The Bulldogs’ first varsity boat finished 16.7 seconds ahead of the Crimson en route to setting a new course record in the four-mile. The second varsity boat also beat Harvard in the three-mile race, winning by 4.3 seconds.

“Coming in to the end and hearing the crowd was exhilarating,” Carothers said. “We had three times as many fans [as Harvard], and there was a huge yacht that had a bunch of our teammates as well as family, friends and alumni. You could hear the chants, the crowd going nuts.”

Goodman, along with two freshmen, had not raced at The Ferry before. Although the race felt different, Goodman said he fed off his teammates.

Thanks to a strong rhythm, Yale snagged an early lead and held steady for the first three miles before separating from their Cantab counterparts in the last mile.

“In a long race like that, we just try to go out there right away and take the other crew by force,” Cole Tilden ’18 said. “Rowing is a sport that’s very hard on the body. The mental game is such an advantage.”

Traditionally, the winner of the Harvard-Yale regatta paints a large rock that sits near the finish line in its school colors. This year, for the first time since 2008, the rock will be blue instead of crimson.

Blue rocks and hardware aside, the wins at Eastern Sprints and Harvard-Yale will also benefit Yale’s standing, Carothers noted.

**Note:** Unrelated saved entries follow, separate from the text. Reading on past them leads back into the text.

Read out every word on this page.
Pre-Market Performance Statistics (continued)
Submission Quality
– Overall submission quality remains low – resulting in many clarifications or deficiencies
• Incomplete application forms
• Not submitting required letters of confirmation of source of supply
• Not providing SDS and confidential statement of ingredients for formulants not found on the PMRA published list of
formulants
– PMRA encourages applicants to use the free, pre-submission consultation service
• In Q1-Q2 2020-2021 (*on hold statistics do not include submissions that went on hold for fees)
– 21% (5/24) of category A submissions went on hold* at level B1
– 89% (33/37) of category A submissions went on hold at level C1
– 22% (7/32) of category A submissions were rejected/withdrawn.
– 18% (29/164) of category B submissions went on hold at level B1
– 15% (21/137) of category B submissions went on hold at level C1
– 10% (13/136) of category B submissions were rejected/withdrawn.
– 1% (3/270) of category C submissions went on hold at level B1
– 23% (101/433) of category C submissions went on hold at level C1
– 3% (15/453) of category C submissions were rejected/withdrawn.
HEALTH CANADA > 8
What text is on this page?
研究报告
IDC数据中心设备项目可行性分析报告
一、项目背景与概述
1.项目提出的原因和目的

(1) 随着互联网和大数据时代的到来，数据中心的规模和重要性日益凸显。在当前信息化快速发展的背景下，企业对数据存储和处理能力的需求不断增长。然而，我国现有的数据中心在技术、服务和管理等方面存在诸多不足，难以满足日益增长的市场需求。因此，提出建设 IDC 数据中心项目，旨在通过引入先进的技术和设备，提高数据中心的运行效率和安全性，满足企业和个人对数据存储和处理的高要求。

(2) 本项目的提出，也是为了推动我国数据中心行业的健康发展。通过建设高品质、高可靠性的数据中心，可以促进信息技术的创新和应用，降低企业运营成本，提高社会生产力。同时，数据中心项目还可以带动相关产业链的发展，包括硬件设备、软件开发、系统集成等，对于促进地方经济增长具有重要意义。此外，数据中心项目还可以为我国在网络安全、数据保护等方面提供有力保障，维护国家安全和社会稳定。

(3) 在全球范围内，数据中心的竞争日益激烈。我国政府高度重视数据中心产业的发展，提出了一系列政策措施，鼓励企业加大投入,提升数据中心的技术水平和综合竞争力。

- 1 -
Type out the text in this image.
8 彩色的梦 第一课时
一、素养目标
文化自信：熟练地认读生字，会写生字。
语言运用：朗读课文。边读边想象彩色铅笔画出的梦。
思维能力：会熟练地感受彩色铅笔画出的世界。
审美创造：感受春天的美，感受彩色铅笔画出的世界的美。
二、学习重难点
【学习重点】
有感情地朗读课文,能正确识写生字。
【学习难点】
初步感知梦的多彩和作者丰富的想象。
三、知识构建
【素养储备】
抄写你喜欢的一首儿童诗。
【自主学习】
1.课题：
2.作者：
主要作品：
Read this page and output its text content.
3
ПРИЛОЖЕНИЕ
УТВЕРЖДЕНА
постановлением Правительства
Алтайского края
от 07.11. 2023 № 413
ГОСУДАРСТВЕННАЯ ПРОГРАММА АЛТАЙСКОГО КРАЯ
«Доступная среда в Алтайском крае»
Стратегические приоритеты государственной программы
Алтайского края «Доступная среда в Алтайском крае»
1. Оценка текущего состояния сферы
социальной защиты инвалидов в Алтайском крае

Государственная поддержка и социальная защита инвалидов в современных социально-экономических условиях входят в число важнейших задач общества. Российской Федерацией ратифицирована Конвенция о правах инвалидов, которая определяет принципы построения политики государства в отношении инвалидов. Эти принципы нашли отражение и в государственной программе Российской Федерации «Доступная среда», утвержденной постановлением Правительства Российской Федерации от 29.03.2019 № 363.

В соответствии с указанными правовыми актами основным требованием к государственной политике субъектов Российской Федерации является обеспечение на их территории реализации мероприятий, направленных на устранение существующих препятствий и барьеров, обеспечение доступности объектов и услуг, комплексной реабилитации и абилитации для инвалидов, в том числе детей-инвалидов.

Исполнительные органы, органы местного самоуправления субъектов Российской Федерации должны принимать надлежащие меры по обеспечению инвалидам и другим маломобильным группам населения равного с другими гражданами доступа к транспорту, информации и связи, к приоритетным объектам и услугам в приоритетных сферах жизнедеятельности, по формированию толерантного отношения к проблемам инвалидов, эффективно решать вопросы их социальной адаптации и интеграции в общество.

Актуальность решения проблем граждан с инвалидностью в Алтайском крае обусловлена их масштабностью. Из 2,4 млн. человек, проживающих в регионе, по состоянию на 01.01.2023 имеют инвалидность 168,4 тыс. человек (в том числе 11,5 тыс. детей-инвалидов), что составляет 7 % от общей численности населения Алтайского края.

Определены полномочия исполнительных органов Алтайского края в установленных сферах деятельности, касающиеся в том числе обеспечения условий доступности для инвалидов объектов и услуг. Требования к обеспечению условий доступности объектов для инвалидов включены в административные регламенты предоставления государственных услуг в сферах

“We showed the rowing world that Yale is back and we’re ready to become a powerhouse,” Carothers said. “To be able to win those races gives us bragging races in America … and sets us apart.”

While local races helped Yale’s standing in the States, Carothers added that the win at Henley will help international recruiting.

The Henley Royal Regatta, which draws the best collegiate, club and national teams from around the world, is among the most prestigious regattas in the sport. This year, 526 crews from 18 different countries competed.

Yale originally intended to enter two eight boats, but ended up entering three due to a rule that forbids rowers who have previously competed in a first varsity boat from entering the second varsity race. The second varsity eight split into two fours, one coxed, one coxless, and competed in two separate events. The coxed four made it to the finals of the Prince Albert Cup before falling to the University of Washington.

The first varsity eight took on Germany’s Ruderclub Germania Düsseldorf von 1904 and the hometown Leander Club. After beating Leander, the Bulldogs found themselves up against a familiar foe in the finals: Washington.

“It was like a second chance,” Carothers said. “We knew what we did wrong the first time around. We weren’t going to race Washington’s race. We had nothing to lose.”

Goodman added that, at the IRAs, he worried about results, but at Henley, he worried about executing Yale’s race. That meant getting off to a fast start and not allowing a late Washington surge to throw off the team.

Yale finished the 2,112-meter course in 6:34, a length and three-quarters ahead of Washington. The race was also the Huskies’ first major defeat in five years.

Despite the successes of the 2015 postseason, the heavyweights still feel like there is work to do.

With only five athletes lost to graduation, and all nine members of the first varsity boat returning, the Bulldogs are looking to increase the depth of the team. There are at least 12 members from the class of 2019 joining the team, with the possibility of more walk-ons.

“We won Eastern Sprints, we won Harvard-Yale, we won Henley, but what’s bothering us is we didn’t perform at the level we’re capable of at IRAs,” Trzybinski said. “That was disappointing for every guy on the team, because we knew we were better than our performance.”

Carothers and Goodman echoed Trzybinski, calling the IRAs “a big goal,” noting that the team still has much to prove and is not yet “the top dog.”

Still, the heavyweights have an excellent foundation on which to build.

“These next four or so years, Yale is going to be very talented,” Tilden said. “The national champions from these last few years are graduating half their entire boat … We’re only graduating two seniors from our top 16 rowers, which is insane. [Coach] Gladstone came in five years ago and did an amazing job recruiting, so we have a lot of young talent.”